Case Study 2 – Carbamazepine HLA-B*15:02 is associated with Stevens-Johnson syndrome and toxic epidermal necrolysis in Asian populations. Pre-prescription genetic testing has drastically reduced the incidence of these life-threatening reactions.

Case Study 3 – Warfarin Variants in CYP2C9 and VKORC1 affect warfarin metabolism and sensitivity. Pharmacogenomic dosing algorithms minimize bleeding risk and optimize therapeutic outcomes. The CPIC guidelines support genotype-guided warfarin dosing.

Additional Case Studies • Clopidogrel: CYP2C19 poor metabolizers experience reduced antiplatelet activity, increasing cardiovascular risk. • Irinotecan: UGT1A1*28 variant leads to severe neutropenia and diarrhea; dose reduction prevents toxicity. • Codeine: CYP2D6 ultrarapid metabolizers risk morphine toxicity.

Ethical and Regulatory Considerations Genomic pharmacovigilance must address privacy, consent, and equitable data sharing. Guidelines from ICH E15, FDA, and EMA promote ethical genomic data use. Data anonymization, secure storage, and transparent consent frameworks are essential to maintain trust and compliance.

Challenges in Implementation • Lack of standardized data-sharing platforms. • Limited accessibility to genetic testing in low-resource regions. • Integration difficulties with current pharmacovigilance databases. • Ethical and legal barriers regarding genetic data use. • Cost implications of widespread genotyping.

Future Directions Advances in AI, multi-omics integration, and federated learning will enable predictive ADR modeling.
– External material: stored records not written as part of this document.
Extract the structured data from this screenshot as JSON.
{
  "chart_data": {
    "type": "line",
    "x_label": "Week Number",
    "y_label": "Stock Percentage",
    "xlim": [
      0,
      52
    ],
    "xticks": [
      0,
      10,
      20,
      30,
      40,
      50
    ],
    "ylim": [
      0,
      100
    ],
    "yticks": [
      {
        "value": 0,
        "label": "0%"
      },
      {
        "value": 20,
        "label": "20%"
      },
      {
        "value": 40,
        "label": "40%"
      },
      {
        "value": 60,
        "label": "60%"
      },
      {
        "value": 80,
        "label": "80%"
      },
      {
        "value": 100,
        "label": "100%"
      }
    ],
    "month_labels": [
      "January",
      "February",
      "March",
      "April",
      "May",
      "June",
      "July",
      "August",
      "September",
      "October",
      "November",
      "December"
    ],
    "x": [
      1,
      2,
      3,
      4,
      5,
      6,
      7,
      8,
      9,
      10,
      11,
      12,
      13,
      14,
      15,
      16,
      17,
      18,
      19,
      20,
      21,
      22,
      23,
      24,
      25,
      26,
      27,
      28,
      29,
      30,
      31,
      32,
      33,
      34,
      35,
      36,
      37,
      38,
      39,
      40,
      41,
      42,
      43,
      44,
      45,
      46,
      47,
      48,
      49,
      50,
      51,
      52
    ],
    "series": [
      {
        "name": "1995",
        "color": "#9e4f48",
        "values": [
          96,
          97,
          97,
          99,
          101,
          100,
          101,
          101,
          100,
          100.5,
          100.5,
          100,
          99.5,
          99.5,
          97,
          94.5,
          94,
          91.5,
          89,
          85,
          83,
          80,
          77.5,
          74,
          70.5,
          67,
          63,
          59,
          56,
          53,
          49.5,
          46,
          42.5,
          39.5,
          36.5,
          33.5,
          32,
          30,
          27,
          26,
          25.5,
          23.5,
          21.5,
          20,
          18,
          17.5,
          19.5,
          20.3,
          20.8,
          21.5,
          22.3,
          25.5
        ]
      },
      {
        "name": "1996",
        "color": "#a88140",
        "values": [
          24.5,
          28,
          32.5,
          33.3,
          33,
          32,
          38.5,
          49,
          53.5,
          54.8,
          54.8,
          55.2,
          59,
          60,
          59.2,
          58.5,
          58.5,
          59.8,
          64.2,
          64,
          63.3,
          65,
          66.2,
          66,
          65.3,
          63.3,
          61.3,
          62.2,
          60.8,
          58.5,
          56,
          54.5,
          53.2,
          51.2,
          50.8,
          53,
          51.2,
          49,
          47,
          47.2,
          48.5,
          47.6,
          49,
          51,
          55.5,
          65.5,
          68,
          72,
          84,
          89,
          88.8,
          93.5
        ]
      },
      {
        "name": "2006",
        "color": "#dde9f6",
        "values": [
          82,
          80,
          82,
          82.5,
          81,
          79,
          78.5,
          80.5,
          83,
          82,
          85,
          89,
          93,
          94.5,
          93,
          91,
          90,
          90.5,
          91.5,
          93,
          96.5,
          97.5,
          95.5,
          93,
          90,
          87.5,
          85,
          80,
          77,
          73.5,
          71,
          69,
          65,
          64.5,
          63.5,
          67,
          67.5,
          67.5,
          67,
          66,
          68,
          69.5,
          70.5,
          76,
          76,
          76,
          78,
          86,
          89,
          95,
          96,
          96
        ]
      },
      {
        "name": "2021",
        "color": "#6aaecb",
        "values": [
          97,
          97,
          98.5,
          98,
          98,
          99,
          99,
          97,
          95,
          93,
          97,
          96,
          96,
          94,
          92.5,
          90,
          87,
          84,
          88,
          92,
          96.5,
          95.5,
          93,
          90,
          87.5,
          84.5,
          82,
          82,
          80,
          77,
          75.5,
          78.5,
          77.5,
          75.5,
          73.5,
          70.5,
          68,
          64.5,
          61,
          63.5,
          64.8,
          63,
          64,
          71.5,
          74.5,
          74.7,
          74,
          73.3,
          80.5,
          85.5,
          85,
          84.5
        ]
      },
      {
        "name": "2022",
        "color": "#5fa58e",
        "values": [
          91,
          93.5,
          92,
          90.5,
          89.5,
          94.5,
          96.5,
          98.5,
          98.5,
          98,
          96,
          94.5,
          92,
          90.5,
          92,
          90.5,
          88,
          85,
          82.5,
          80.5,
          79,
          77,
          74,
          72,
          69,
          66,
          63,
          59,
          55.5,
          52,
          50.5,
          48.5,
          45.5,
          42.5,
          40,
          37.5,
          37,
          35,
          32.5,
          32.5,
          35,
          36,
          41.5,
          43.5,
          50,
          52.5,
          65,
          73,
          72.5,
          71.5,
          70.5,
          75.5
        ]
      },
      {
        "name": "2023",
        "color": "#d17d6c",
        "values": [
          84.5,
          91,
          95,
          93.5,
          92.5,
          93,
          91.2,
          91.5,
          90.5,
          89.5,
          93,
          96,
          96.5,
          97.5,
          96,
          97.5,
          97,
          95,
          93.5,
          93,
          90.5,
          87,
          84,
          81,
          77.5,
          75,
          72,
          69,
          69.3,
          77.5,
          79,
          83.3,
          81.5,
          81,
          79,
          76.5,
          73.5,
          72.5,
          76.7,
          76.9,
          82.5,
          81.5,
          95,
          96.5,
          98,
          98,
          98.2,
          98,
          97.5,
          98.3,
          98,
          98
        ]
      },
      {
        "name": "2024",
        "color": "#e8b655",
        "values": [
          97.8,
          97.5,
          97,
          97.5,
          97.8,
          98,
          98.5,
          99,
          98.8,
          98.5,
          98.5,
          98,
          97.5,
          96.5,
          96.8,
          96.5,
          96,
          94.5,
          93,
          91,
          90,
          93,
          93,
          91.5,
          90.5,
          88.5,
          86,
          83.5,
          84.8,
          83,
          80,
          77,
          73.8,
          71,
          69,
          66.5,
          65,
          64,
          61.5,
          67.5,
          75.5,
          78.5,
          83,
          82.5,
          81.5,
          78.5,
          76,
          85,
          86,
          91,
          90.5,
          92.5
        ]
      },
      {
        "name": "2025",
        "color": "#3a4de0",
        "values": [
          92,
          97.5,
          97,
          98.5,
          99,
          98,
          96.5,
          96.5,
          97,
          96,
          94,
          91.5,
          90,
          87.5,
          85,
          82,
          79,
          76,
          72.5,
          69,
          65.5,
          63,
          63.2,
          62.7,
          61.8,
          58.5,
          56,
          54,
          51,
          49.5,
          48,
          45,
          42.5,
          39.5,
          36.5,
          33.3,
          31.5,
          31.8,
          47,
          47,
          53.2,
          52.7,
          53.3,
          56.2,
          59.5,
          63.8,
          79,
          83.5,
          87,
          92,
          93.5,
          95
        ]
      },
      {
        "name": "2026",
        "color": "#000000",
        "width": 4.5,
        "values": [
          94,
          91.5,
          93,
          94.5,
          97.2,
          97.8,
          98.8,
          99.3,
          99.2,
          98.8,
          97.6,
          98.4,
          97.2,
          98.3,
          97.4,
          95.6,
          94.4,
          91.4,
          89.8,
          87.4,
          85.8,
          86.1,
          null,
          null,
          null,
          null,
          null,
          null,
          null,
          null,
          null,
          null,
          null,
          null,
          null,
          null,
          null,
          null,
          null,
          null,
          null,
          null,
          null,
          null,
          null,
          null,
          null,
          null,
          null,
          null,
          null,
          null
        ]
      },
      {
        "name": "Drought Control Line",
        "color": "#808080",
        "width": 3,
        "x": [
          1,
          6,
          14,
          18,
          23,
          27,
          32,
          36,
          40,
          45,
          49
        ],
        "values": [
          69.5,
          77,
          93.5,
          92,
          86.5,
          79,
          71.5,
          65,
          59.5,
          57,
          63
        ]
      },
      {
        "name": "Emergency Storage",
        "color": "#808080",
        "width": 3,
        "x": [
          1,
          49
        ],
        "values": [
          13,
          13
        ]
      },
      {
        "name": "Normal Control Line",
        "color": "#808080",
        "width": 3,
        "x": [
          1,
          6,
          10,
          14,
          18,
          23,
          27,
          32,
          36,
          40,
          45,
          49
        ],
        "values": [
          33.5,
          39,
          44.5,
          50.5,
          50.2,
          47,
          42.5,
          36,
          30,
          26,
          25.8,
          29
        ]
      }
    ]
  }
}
Global collaborations and standardized genomic databases can support real-time, precision pharmacovigilance. The future paradigm emphasizes prevention, personalization, and proactive safety assessment.

Clinical Implications Pharmacogenomics-informed pharmacovigilance enhances patient safety by preventing ADRs, optimizing therapy, and improving healthcare efficiency. It reduces hospitalization rates and supports evidence-based personalized medicine practices.

Conclusion Integrating pharmacogenomics into pharmacovigilance represents a transformative shift from population-based to individualized drug safety. Despite challenges in data management and accessibility, this approach promises substantial improvement in patient outcomes and healthcare sustainability.

References 1. Roden DM, McLeod HL, Relling MV, et al. Lancet. 2019;394:521–532. 2. Caudle KE, Dunnenberger HM, Freimuth RR, et al. Clin Pharmacol Ther. 2017;102:623–626. 3. Swen JJ, de Boer A, et al. Br J Clin Pharmacol. 2011;72:1153–1164. 4. Relling MV, Evans WE. Nature. 2015;526:343–350. 5. Johnson JA, Cavallari LH. Trends Cardiovasc Med. 2015;25:33–41. 6. Phillips KA, et al. JAMA. 2001;286:2270–2279. 7. Mallal S, et al. N Engl J Med. 2008;358:568–579. 8. Ferrell PB, McLeod HL. Pharmacogenomics. 2008;9:1543–1546. 9. FDA & EMA Guidelines on Pharmacogenomic Data Submissions. 2020. 10. CPIC Guidelines for Gene-Drug Pairs. 2023.